Я и теперь не могу вспомнить эту сцену без омерзения. Стыжусь не того, что потерял контроль, не аффекта стыжусь, а того, что в самом этом аффекте была все-таки надежда что-то пробудить в этих негодяях. Господи, я и тогда, сдается, надеялся, что говорю с людьми – с людьми, а не с уголовными, захватившими власть.
Был и еще один позорный для меня момент. Клянусь, действовал не страх физической расправы, его в ту минуту не было, нет, не страх, а отвращение от того, чтобы пользоваться его же, Ашинова, средствами. Объясню.
Сразу же вслед за обвинением в преступных сношениях с французами (в «строку» поставили и такое «лыко», как пребывание в доме губернатора Лагарда), сразу ж после того, когда я еще пылал и дрожал, Ашинов спросил: не полагает ли доктор Усольцев, что он, Ашинов, причастен к гибели Михаила Пан. Федоровского? Господин атаман смотрел на меня в упор и очень ясно, слишком ясно… А я… отвел глаза.

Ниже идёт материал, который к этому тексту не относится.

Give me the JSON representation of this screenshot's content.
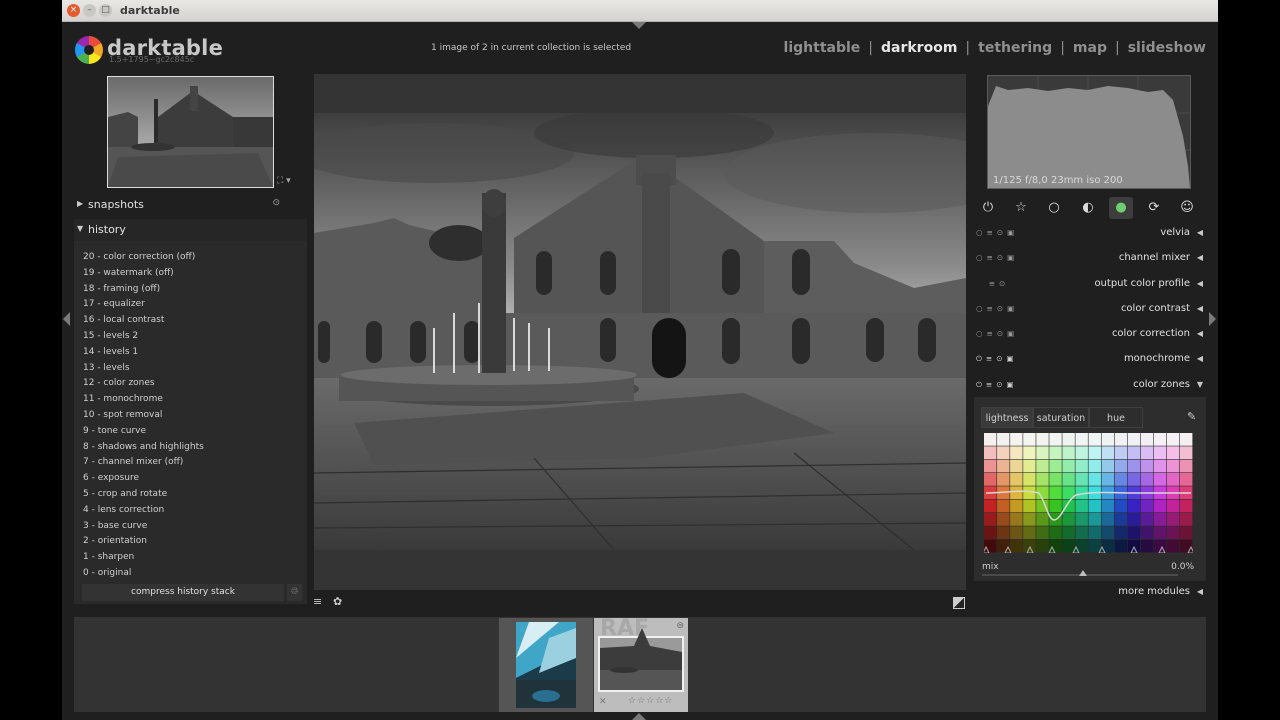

Я не посмел ответить вот так же бестрепетно и прямо, как он бестрепетно и прямо спрашивал. Я только слышал, как словно бы углубилась тишина, чувствовал, как теперь уж напрягся не только Джайранов, но и Нестеров, и я понял, что и Нестеров связан круговой порукой в «деле» Федоровского. Но почему же я, я-то почему промолчал? Страх разделить участь друга пришел потом, а тогда не было. Ну так почему ж? Да потому, что у меня были лишь предположения, а не доказательства, и я не то чтобы не хотел, а не нашел сил поступить на ашиновский манер, то есть выдать предположение за сущее. И все ж, повторяю, то был позорный момент. Следовало хотя и предположения, а в открытую выставить. Но я смолчал25.
10
Я сидел в застенке, судьба моя оставалась нерешенной; конечно, Ашинов с присными вольны были прикончить меня, и я коряво солгал бы, утверждая, что пребывал равнодушен к своей участи. Но я опять-таки, хотя и тоньше, солгал бы, утверждая, что Ашинов казался мне человеком, который безусловно и бесповоротно решился умертвить меня.
Ей-богу, есть что-то идиотическое, прекраснодушное до невозможности и вместе жалкое в этом неискоренимом желании усматривать даже в субъектах ашиновского типа дозу гуманности и толику порядочности.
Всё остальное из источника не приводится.